Oregon legislators are considering a bill that would establish a $1-million fund to provide a $250 incentive to automobile sales staff who sell electric vehicles to Oregon residents (it exempts sales at exclusively electric dealerships).
The bill (HB 2514) addresses two interrelated issues, according to its sponsor, Representative Phil Barnhart. First, $250 would be a nice incentive for auto sales staff, who don’t fare particularly well on most sales. According to Barnhart, they make an average of $100 to $150 per car, and sell about 11 cars per month. Second, the bill would “provide experience in selling, leasing or exchanging electric motor vehicles.”

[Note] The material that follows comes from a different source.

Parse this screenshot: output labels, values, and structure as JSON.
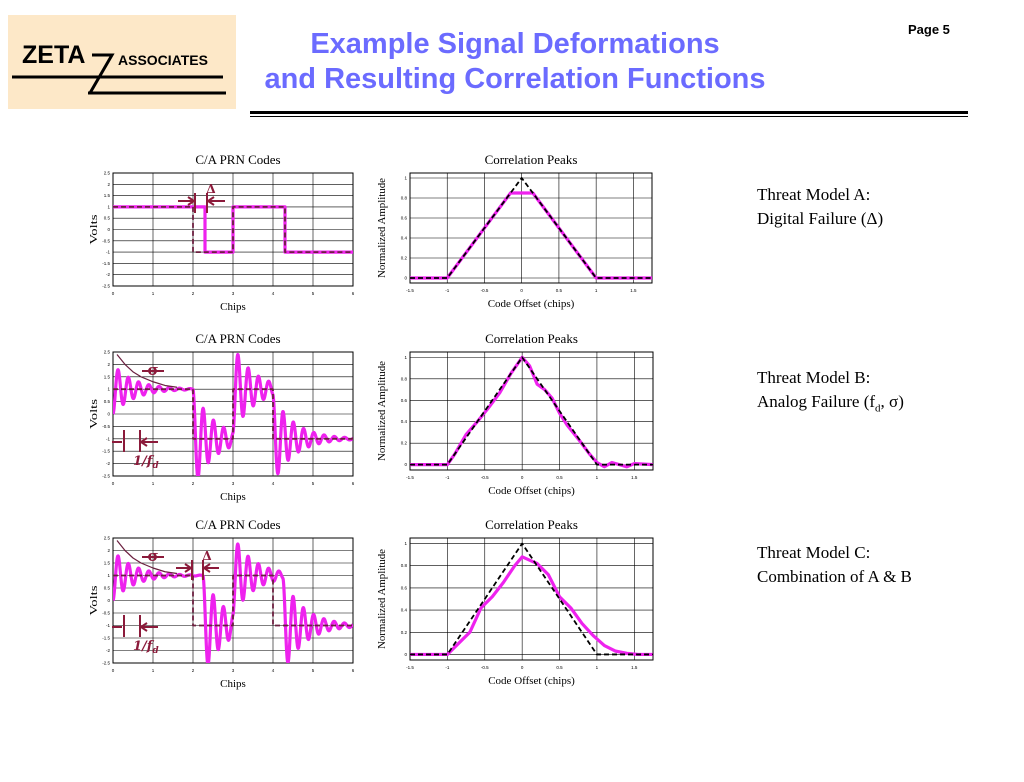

In testimony to the House Committee on Energy and Environment, Barnhart said that dealerships’ sales playbooks are stacked against EV sales, that the “art of the sale” gives an advantage to internal combustion vehicles. A chance to make more money on e-cars – say, a Volt instead of a Cruze – would redirect salespersons’ attention.
By 2020, Oregon’s greenhouse gas levels are supposed to be 10% lower than in 1990, a difficult goal. Transport CO2 emissions have been reduced over the last 10 years, from about 22 million metric tons in 2007 to 18 million in 2013. In 2015, however, emissions were back up, again close to 22 million tons.
Driving is up, too: almost 21 billion highway miles per year, a sharp increase from 19.5 billion in 2011. Finally, it’s still a gas and diesel world. At a House hearing, Oregon’s Global Warming Commission showed that from 2014 to 2016, US plug-in vehicle sales did increase by 30%, to 144,000 vehicles, for a 0.82% market share. However, sales of trucks and SUVs increased by 26%, to 11.1 million vehicles, for a 63% market share. That’s up from 50% in 2014.
Rep. Barnhart emphasizes, however, that this numerical imbalance is not the whole story. In committee testimony, he focused on the 0.82% market statistic, explaining that when plug-in vehicles get to a 1% share, that level will become a tipping point, with its own beneficial momentum and dynamics. The new bill could help complete the incremental shift towards that self-sustaining market, a goal with policy outcomes, far different, and more achievable, than just looking for a 1:1 match with sales of gas and diesel vehicles.
HR 2514 passed its first legislative step on March 22 when the Committee on Energy and Environment voted 6-3 for approval, sending the bill to the Joint Committee on Ways and Means, which is likely to be a more contentious setting. The bill, as introduced, did not specify where the $1-million sales subsidy should come from – a tough decision left for others to make.
One million dollars may not sound like much considering Oregon’s general revenue budget of about $9 billion per year.
However, state lawmakers face difficult money decisions. Even Barnhart’s web site, for example, references challenges paying for “the most basic services: schools, health care and public safety.”
At a February committee hearing, a speaker from Tax Fairness Oregon called HB 2514 “another example of a clever idea in need of state revenues. If you choose to support this measure, you are also deciding that Oregon’s children can do with fewer teachers or days of school.”